Documents include the very first letter written by Genet to the public assistance authorities, his runaway records and the report of the psychiatrist at the military prison at Fort Saint Nicolas in Marseille (opposite Fort Saint Jean at the Mucem where the exhibition takes place) where Genet was incarcerated then tried for desertion in 1938.
A work by Ernest Pignon-Ernest, who exceptionally agreed to install it in the interior of the exhibition, pays tribute to Genet’s early years
— The Screens - Algeria
Hall 2 ushers visitors into the theatre of Genet through what remains both one of the most important plays of our time and one of the greatest theatre scandals of the twentieth century: the Parisian production of The Screens.
When Roger Blin and Jean-Louis Barrault staged the play at the Odéon-Théâtre de France, it had only been four years since the end of the Algerian War. And although never specifically mentioned by name, the drama was nonetheless perceived as an ode to the Algerian revolution. Costume sketches created by André Acquart, photographs of the production and the demonstrations in front of the Odéon, testimonies filmed by Jean-Louis Barrault and Maria Casarès, who played the Mother, surround one of the very first versions of the manuscript as well as the working copies of Roger Blin and Genet. The Screens was the culmination of Genet’s theatrical trajectory before his disappearance and escape from the literary scene that lasted twenty-five years.

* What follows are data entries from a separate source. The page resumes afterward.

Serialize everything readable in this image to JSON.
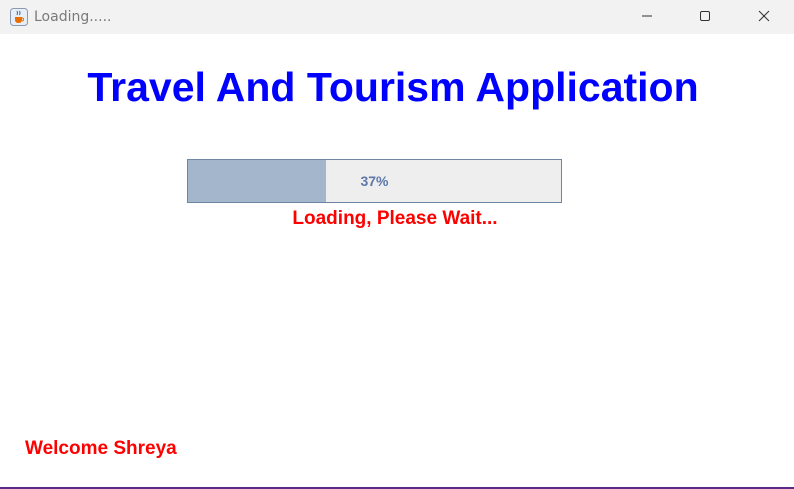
{
  "window": {
    "title": "Loading.....",
    "icon": "java-cup-icon",
    "controls": [
      "minimize-icon",
      "maximize-icon",
      "close-icon"
    ]
  },
  "main": {
    "heading": "Travel And Tourism Application",
    "progress": {
      "value": 37,
      "label": "37%"
    },
    "loading_message": "Loading, Please Wait...",
    "welcome_message": "Welcome Shreya"
  },
  "colors": {
    "heading": "#0000ff",
    "messages": "#ff0000",
    "progress_fill": "#a4b6cb",
    "progress_track": "#eeeeee",
    "progress_text": "#5d78a8"
  }
}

— Prisoner of Love - Palestine
The third hall is dedicated to the to the final phase of Genet’s life, lasting fifteen years: his support of the Black Panthers in the United States, and above all, the Palestinians. These experiences provided the poetic material for his final great work discovered in the hotel room where Genet died and which was perhaps the happiest of all his books, Prisoner of Love. The manuscripts of La Sentence and Prisoner of Love, presented for the first time along with brochures from the Black Panther Party and the Groupe d’Information sur les Prisons (GIP), are framed by two walls, one of photographs and the other of videos. Here reporting on the Palestinian camps in Jordan by the photographer Bruno Barbey in the 1970s for the review Zoom with commentary by Genet is opposite televised reports on the massacres of Palestinian civilians at Sabra and Shatila. There is also video work by Carole Roussopoulos showing Genet reading a text in support of Angela Davis, as well as testimonies from those close to him including Leïla Shahid, with whom Genet, the first western witness to the massacres, entered the Shatila camp. A photograph by the artist Didier Morin, showing Genet’s grave in the small Spanish cemetery of Larache, in northern Morocco, on the outer edge of the western world where the poet of the century’s last revolutions found his final refuge, concluding the Genet adventure.
Lastly, a projection room offers visitors in its entirety of one of the very rare filmed interviews that Genet granted: shot in Greece by Antoine Bourseiller shortly before his death, Genet reflects on the major episodes of his life: his childhood, the Mettray penal colony, his relationships with Giacometti, the Black Panthers and the Palestinians. It provides a recapitulation in images and in words of the entire exhibition itinerary.